In: Accounting
Which of the following financial ratios would be most useful to an auditor seeking information on a company’s ability to cover current obligations?
a. Earnings per share
b. Quick ratio
c. Gross profit margin
d. Sales to assets
The financial ratio which is most useful to an auditor seeking information on a company's liability to cover current obligations is Quick Ratio. It is a measure of how well a company can meets its liabilities. The ratio is calculated as follows-
Quick Ratio= Current Assets-Inventory/ Current liabilities
the formula shows how can the liquid assets such as cash, debtors can help meet the current liabilities.
Talking about other options,
Earning per share is a indicator of company's profitability. It is earning of the company per outstanding shares of its common stock. EPS helps in picking stocks. An investor can see for himself how much value the market is willing to pay for each dollar of earning.

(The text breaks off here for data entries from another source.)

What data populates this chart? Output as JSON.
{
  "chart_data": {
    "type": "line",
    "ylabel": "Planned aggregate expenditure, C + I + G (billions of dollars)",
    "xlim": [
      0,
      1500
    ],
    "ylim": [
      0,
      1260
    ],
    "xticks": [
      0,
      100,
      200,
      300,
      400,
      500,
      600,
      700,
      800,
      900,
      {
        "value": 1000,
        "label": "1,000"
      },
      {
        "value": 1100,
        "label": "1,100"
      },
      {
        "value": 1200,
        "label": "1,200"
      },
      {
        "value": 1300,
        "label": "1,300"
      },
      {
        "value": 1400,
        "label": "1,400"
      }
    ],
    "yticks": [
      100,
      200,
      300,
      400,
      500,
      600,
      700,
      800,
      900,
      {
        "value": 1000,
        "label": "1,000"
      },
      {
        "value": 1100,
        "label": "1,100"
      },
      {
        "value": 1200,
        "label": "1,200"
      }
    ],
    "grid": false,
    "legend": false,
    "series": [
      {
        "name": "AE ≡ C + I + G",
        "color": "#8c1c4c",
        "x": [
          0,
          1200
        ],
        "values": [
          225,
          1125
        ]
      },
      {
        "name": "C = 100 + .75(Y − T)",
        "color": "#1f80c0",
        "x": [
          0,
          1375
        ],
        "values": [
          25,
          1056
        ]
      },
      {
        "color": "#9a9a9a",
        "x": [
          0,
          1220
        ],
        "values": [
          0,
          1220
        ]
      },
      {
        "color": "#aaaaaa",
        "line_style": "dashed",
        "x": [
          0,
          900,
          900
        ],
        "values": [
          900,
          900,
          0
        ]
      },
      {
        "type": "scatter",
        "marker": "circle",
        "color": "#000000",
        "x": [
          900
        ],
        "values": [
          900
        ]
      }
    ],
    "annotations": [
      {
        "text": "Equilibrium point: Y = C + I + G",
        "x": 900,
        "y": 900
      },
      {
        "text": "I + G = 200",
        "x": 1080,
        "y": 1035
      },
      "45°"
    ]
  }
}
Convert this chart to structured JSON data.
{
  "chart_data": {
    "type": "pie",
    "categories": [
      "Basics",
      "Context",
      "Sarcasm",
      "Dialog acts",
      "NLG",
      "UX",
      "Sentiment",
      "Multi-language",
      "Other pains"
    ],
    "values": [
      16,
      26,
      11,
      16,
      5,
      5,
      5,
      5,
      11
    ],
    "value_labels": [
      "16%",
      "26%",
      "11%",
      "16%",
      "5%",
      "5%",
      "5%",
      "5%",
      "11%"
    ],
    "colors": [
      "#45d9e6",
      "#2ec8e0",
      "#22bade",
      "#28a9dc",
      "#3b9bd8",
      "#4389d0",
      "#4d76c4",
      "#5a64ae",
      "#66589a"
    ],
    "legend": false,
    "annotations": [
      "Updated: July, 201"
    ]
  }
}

Gross profit margin calculated as Sales Minus cost of goods sold is indicative of company's sale and production performance. A higher margin indicates efficient processes of company.
Sales to Asset is an asset utilization ratio that helps understand if the company requires investments in assets to generate revenue. Mostly applicable to capital intensive industries. The higher the ratio the better it is.
Hence the remaining three options do not help the auditor in seeking information on a company’s ability to cover current obligations.